= Neolithic Tibet =

Period of Tibetan prehistory

Neolithic Tibet refers to a prehistoric period in which Neolithic technology was present in Tibet.

Tibet has been inhabited since the Late Paleolithic. Paleolithic inhabitants successfully overcame the extremely harsh climate and environments and made some genetic contribution to the contemporary inhabitants. Excavated microliths on the Tibetan Plateau display mosaic features of both northern Chinese tool culture and the Tibetan Paleoliths. During the mid-Holocene, Neolithic immigrants from northern China mixed with the original inhabitants, although a degree of genetic continuity with the Paleolithic settlers still exists.

==Migration==
There is some genetic continuity between the initial Paleolithic inhabitants and the modern populations on the Tibetan Plateau. Genetic studies suggest that Epipaleolithic and Neolithic immigrants from northern China moved to the Tibetan plateau during the mid-Holocene.

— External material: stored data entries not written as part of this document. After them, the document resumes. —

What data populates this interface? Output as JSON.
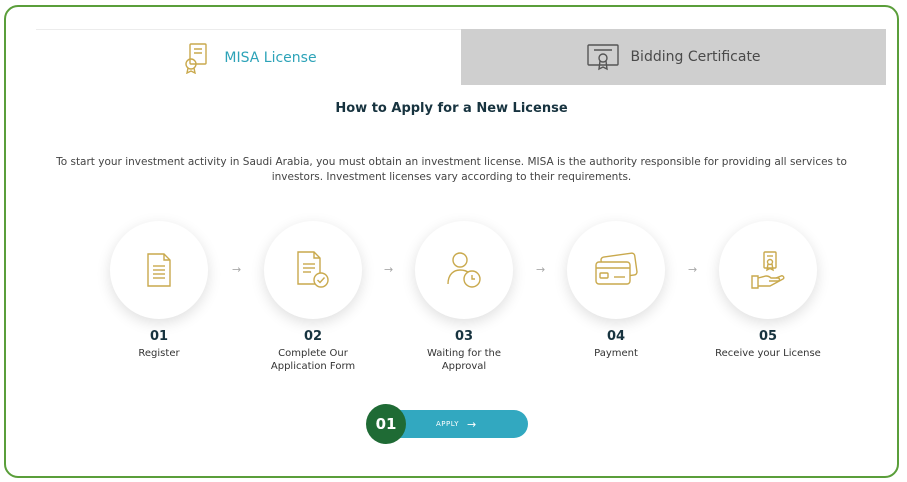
{
  "tabs": [
    {
      "label": "MISA License",
      "icon": "license-award-icon",
      "active": true
    },
    {
      "label": "Bidding Certificate",
      "icon": "certificate-icon",
      "active": false
    }
  ],
  "heading": "How to Apply for a New License",
  "intro": "To start your investment activity in Saudi Arabia, you must obtain an investment license. MISA is the authority responsible for providing all services to investors. Investment licenses vary according to their requirements.",
  "steps": [
    {
      "number": "01",
      "label": "Register",
      "icon": "document-icon"
    },
    {
      "number": "02",
      "label": "Complete Our Application Form",
      "icon": "form-check-icon"
    },
    {
      "number": "03",
      "label": "Waiting for the Approval",
      "icon": "user-clock-icon"
    },
    {
      "number": "04",
      "label": "Payment",
      "icon": "credit-card-icon"
    },
    {
      "number": "05",
      "label": "Receive your License",
      "icon": "hand-certificate-icon"
    }
  ],
  "arrow_glyph": "→",
  "apply": {
    "label": "APPLY",
    "arrow": "→",
    "badge": "01"
  },
  "colors": {
    "accent": "#32a8c0",
    "gold": "#c9a94d",
    "badge": "#1f6b35",
    "frame": "#5a9e3a",
    "inactive_tab": "#cfcfcf"
  }
}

Various models for how and why the migrations occurred have been proposed, although additional research is necessary to verify the different models.

==Archaeological sites==
Evidence of Neolithic Tibetan inhabitants and settlements have been found mainly "in river valleys in the south and east of the country". Archaeological sites consist of those in Nyingchi County, Medog County, and Qamdo County. Archaeologists have found pottery and stone tools, including stone axes, chisels, knives, spindle-whorls, discs, and arrowheads. Findings in Nyingchi culturally resemble the Neolithic Qijia culture in Gansu and Qinghai, while findings in Qamdo resemble the Dadunzi site in Yunnan, although there may be some connections with the Neolithic culture of the Yellow River valley.